TM5614 in combination with nivolumab is well tolerated and effective in anti-PD-1 Ab-refractory unresectable melanoma.
抗程序性细胞死亡 1 抗体(PD-1Abs)广泛用于晚期黑色素瘤,但亚洲人群中抗 PD-1Abs 的疗效信息有限。在抗 PD-1Ab 治疗中,特别是在对抗 PD-1Abs 耐药的黑色素瘤患者中,仍然存在提高治疗效果的未满足需求。本研究旨在评估不可切除黑色素瘤患者联合使用 TM5614(纤溶酶原激活物抑制剂-1 抑制剂)的抗 PD-1Ab 治疗效果。

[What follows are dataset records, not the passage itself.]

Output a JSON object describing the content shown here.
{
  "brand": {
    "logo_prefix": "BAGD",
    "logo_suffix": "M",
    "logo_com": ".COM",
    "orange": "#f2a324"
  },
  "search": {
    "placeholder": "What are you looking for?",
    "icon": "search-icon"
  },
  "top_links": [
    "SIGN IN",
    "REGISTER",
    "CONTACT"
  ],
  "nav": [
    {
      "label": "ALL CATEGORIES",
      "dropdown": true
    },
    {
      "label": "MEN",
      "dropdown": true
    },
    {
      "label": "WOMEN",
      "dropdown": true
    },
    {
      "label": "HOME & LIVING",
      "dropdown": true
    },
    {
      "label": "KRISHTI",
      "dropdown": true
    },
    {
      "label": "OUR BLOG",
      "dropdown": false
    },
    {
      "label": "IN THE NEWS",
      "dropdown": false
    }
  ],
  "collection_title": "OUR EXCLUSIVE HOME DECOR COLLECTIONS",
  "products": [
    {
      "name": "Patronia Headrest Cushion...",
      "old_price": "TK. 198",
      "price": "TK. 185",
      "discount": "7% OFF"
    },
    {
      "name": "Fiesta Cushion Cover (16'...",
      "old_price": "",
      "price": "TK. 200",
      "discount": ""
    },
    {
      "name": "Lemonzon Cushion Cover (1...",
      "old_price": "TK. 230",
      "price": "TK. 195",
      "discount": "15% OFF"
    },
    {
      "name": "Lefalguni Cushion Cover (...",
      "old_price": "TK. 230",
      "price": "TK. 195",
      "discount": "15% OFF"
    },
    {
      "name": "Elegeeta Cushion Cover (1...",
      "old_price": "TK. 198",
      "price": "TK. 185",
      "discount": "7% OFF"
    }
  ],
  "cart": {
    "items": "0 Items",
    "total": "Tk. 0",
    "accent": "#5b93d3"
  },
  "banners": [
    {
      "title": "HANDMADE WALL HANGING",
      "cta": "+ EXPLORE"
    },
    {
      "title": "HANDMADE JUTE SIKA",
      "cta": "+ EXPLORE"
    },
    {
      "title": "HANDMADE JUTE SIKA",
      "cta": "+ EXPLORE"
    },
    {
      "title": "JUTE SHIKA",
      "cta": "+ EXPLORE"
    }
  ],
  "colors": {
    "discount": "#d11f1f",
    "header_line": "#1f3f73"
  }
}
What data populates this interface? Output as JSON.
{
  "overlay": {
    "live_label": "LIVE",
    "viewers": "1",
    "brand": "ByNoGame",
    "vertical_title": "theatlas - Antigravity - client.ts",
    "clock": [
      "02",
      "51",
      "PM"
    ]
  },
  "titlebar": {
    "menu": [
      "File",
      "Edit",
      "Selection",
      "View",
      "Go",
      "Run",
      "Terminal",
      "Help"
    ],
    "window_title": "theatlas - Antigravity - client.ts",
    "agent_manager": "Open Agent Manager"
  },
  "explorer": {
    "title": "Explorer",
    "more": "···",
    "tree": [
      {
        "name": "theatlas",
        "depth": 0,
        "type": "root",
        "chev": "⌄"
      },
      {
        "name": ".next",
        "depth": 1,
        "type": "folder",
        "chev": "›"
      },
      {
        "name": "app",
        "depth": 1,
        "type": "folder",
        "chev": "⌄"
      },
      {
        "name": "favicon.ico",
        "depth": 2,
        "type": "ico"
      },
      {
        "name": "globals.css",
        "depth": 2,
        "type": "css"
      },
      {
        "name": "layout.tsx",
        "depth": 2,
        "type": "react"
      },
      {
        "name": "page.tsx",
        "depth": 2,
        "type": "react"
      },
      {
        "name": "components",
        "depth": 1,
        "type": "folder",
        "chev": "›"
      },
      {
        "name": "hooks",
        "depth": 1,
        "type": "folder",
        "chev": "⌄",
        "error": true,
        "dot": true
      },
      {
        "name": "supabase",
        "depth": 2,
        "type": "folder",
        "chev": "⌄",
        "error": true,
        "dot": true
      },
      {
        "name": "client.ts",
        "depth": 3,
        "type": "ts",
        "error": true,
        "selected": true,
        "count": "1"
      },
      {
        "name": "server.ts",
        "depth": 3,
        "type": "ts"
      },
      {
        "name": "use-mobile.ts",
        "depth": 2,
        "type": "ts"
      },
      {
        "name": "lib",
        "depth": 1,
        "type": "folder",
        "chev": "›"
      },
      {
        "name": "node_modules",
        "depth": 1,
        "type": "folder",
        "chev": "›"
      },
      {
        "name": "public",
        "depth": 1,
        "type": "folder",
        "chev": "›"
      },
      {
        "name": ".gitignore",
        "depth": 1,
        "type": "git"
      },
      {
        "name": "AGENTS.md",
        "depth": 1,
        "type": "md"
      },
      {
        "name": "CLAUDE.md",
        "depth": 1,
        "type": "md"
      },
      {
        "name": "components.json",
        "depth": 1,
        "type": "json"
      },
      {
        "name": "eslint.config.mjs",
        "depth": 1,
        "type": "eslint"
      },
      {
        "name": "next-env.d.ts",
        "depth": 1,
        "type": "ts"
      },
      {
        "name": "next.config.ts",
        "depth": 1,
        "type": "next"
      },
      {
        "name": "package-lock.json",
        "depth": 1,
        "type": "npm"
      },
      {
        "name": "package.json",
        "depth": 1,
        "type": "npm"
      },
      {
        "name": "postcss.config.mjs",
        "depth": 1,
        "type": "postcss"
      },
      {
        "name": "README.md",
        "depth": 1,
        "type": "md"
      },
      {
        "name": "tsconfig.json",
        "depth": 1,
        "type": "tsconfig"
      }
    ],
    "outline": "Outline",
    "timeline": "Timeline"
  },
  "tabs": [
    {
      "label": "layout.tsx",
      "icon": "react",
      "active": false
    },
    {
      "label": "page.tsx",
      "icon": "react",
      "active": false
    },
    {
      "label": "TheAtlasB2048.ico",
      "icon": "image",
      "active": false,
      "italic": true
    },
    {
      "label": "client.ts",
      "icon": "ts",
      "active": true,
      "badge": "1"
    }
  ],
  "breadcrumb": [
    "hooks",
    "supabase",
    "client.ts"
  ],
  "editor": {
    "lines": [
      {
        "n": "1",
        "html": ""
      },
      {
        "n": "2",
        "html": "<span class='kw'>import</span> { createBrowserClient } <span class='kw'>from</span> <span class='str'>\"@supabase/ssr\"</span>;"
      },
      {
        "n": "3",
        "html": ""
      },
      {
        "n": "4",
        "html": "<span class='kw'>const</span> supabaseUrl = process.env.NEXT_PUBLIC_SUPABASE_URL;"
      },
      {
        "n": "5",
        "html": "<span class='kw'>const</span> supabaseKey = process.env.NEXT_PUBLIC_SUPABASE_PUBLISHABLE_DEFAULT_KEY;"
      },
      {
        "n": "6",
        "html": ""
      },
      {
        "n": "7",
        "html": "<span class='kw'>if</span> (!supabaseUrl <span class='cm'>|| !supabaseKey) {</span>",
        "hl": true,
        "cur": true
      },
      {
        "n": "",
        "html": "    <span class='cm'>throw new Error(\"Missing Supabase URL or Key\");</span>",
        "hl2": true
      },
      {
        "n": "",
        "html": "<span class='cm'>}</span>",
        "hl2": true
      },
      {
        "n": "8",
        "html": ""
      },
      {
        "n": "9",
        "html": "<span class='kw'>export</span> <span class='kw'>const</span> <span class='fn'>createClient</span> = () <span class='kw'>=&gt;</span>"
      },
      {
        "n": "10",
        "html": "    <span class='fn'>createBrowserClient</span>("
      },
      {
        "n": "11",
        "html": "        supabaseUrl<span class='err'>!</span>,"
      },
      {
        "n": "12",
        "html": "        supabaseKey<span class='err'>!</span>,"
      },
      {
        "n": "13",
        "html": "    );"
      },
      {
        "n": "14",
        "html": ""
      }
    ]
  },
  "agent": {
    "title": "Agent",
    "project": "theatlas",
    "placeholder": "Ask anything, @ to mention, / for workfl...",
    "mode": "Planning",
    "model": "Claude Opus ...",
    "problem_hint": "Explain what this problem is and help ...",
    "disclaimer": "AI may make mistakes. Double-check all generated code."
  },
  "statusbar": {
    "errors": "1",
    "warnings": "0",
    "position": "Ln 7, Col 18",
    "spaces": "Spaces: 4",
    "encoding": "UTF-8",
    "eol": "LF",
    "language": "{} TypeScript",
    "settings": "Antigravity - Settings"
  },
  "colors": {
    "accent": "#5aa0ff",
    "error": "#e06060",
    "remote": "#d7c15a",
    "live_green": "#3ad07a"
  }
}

TM5614-MM 研究是一项多中心、开放标签、单臂、II 期临床试验,评估了在 2021 年 9 月 13 日至 2023 年 3 月 31 日期间,在日本的七家机构招募的晚期不可切除的恶性黑色素瘤患者中,nivolumab 联合 TM5614 的疗效和安全性。纳入转移性或不可切除的黑色素瘤患者,这些患者之前接受过抗 PD-1Abs 治疗。nivolumab 480mg 静脉输注,每 4 周一次,连用 8 周;TM5614 口服,剂量为 120mg(0-4 周)和 180mg 每日一次(5-8 周)。主要终点是 TM5614 联合使用 8 周后的总体缓解率。
共纳入 39 例患者,34 例患者纳入抗 PD-1Ab 耐药队列。根据协议规定的队列中研究者评估,27 例抗 PD-1Ab 耐药患者的 8 周总缓解率为 25.9%(95%置信区间 12.9-44.9%,P=0.027)。7 例患者因疾病进展或不良事件而停止治疗。在意向治疗人群中,39 例患者中有 3 例(7.7%)发生了与治疗相关的 3 级或更高级别的不良事件。
TM5614 联合 nivolumab 对不可切除的抗 PD-1Ab 耐药黑色素瘤患者耐受良好,疗效显著。